どこゆきカウントダウンー2020ー

2020年7月24日、東京オリンピック開会のファンファーレが鳴りわたるとき…には、《3.11》震災大津波からの復興を讃える高らかな大合唱が付いていてほしい。

《戦後70》広島巡礼後⑧-締め括りの善光寺詣で/旅の終わりは、始まりに負けず劣らず気が抜けない

-No.0653-
★2015年07月06日(月曜日)
★《3.11》フクシマから → 1579日
    (高倉健没から →  238日
★オリンピック東京まで → 1845日






◆通りすがりにツと頭を下げる仕草

 北陸新幹線が信州に入る。
 金沢から長野まで、わずか1時間半。
 まだ予定がのこっているので、ビールというわけにもいかない。
 (歩くだけじゃない、動くことじたいがメンドウ臭くなっちまう…からイケナイのだ)

 閉めきられた窓ガラスに、雨が斜めにふるえながら筋をひく。
 金沢でもたっぷり湿り気を含んでいた空が、いよいよその重さに耐えられなくなってきたらしい。
 長野は、まちがいなく梅雨どきの雨模様になっていた。

 善光寺さんまで歩くつもりで…歩いてもすぐの感覚で…いやまてよ(あれは車で来たとき駐車場からのことだった)と気がついてバス乗り場を探す…それが探すとなるとなかなか見つからない…善光寺詣ではもはや、さほどにまで旅人にもおなじみ、長野駅からとくに案内すべきところでもない…というふうだった。
 (かなりクタブレちょるな…)と、ここまでよくガンバレれてる自身がおかしく、愛おしくもあった。
 「広島の旅」に出て5日目、グルッとまわり道の帰路である。

 バスの、フロントガラスを叩く雨粒を見ながら、ぼくは考えた。
 出雲大社での”神だのみ”が、べつにものたりなかったわけじゃない。
 でも、善光寺詣でもパスするわけにはいかなかった。

 (旅…だな)と想う、これが旅のもつ不思議だ。
 旅は、出かけるときから、あれこれ気がまえがいる、心くばりもいる。
 途中も同じだ、けれど、まぁ適当にしておいてもかまわない。
 けれども、締め括りには、また、気がまえ、心くばりが、欠かせない。

 どう始めて、どう終えるか…は。
 (あした死んでも悔いないか)
 たいせつことだった。

 ことし《戦後70》の巡礼。
 それも長崎、沖縄と経て、こんどが〆の広島巡礼をどう終えるか。
 あれこれ考えた末に、善光寺詣でを選んだことで”きり”がつけられたのだから、それで(いいじゃないか)。

 いつ来ても想う。
 善光寺さんは、浅草の観音さんと、よく似てる。
 もちろん、違いは歴然とあるわけで。
 たとえば、”星霜かんろく里山”の善光寺に、”肩入れ江戸前海”の浅草観音。
 …だろうけれども、なんだかんだいっても、やっぱり親身に似ているところが、善光寺と浅草観音のいいところだ。
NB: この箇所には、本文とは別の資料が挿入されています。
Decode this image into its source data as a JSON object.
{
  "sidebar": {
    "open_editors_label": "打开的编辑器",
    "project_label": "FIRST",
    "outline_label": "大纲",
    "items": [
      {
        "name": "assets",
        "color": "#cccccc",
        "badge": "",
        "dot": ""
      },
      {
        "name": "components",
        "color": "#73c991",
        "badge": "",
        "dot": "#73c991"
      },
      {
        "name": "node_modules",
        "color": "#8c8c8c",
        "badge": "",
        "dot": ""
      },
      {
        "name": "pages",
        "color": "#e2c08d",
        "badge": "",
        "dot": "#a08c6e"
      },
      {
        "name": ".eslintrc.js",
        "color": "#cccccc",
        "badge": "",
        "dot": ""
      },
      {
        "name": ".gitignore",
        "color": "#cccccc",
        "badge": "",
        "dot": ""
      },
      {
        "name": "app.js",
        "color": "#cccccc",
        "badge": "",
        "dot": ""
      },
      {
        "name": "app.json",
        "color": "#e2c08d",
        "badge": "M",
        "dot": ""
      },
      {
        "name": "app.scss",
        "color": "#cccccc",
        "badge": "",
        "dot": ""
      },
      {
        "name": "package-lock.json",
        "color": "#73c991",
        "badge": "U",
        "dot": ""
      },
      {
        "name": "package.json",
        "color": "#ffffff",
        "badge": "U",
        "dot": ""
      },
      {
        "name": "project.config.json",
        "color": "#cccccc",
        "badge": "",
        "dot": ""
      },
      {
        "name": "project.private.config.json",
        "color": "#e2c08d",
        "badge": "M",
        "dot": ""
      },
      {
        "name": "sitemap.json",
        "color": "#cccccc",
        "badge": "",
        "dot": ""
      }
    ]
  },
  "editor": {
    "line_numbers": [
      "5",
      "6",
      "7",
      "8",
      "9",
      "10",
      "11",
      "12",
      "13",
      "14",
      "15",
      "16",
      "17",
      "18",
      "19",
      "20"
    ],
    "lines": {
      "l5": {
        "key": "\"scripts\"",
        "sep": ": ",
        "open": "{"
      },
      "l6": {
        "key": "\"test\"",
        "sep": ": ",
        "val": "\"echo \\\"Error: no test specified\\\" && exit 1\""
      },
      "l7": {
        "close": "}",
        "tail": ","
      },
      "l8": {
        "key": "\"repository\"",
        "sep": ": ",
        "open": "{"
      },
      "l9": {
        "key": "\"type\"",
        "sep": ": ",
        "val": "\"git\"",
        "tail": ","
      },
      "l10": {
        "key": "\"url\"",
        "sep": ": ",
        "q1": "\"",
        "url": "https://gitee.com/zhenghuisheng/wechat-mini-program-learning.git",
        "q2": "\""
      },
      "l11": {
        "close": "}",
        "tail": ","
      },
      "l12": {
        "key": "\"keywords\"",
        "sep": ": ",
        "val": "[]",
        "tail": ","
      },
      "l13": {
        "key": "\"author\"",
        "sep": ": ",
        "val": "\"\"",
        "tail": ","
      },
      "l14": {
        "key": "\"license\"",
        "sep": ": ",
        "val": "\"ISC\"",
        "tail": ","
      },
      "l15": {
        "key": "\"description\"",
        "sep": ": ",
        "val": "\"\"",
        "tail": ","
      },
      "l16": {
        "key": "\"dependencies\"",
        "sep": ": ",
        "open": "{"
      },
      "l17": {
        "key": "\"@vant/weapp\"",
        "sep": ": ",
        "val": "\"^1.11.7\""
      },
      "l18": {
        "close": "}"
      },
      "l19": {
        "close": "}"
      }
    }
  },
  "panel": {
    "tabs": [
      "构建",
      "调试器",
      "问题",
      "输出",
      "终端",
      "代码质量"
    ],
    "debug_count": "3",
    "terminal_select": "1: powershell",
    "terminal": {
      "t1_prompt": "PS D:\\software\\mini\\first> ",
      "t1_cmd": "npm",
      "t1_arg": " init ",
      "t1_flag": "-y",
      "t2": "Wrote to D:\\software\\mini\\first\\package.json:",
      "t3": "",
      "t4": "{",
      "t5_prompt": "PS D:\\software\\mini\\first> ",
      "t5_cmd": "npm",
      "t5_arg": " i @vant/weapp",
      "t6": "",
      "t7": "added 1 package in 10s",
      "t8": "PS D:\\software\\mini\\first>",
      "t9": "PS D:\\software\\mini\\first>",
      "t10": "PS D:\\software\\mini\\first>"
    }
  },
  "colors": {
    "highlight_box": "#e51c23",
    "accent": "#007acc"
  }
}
 どちらでも、本堂の暗がりで待っているのが「おびんずるさま」。
 晩年の高倉健さんも、縁あって、よくお詣りに通った…。

 つい先日、七年に一度の「前立本尊御開帳」行事がすんだ善光寺、本堂に合掌(旅の無事終了のお礼詣り)。
 (少年のドローンが落ちたのがこの辺か…)境内の石畳を踏み。
 生憎の雨の午後も遅く、はやばやと商いを仕舞う店もあるなか、蕎麦屋に席をあたためて燗酒でも啜れば、善光寺詣でも、これにてめでたく一件落着。

 その店は門前の角地にあったのだが…。
 雨のなか、傘をさして通りすがりの土地の人が、ツとごく自然に立ちどまって、善光寺さんのお堂に向かってシンナリ頭を下げて行く。
 これは全国どこへいっても、由緒ある社寺にはきまって見られる光景だけれど、この「ツ」と立ちどまるさり気なさと、「シンナリ」と手を合わせる仕草が、いい。
 余所者には真似のできないよさがあるのだ。
 (ぼくは浅草に行くと、観音さまの前を”通りすがる”気分で、このツとシンナリの仕草をこころみるのだが…いまだにどうもうまくない)

 長野からの北陸新幹線(かつての長野新幹線)「かがやき」も、指定席はほぼ満席。
 軽井沢あたりに来て、列車の動きにやや”ぎごちなさ”がでる。

 かつては信越本線の難関、”日本一の難所”と知られた碓氷峠を、ややスピードゆるめて横川を通過…。
 ぼくには、むかしニキビ面で乗った列車、山靴の床下で、ガシガシと歯を噛み合わせ攀じて登ったアプト式、列車の喘ぎが、ふと懐かしかった…。

          ☆          ☆          ☆
 
 これで《戦後70》巡礼、長崎・沖縄・広島の旅を終え。
 夏はまた《11.3.11》巡礼、東北の旅になる。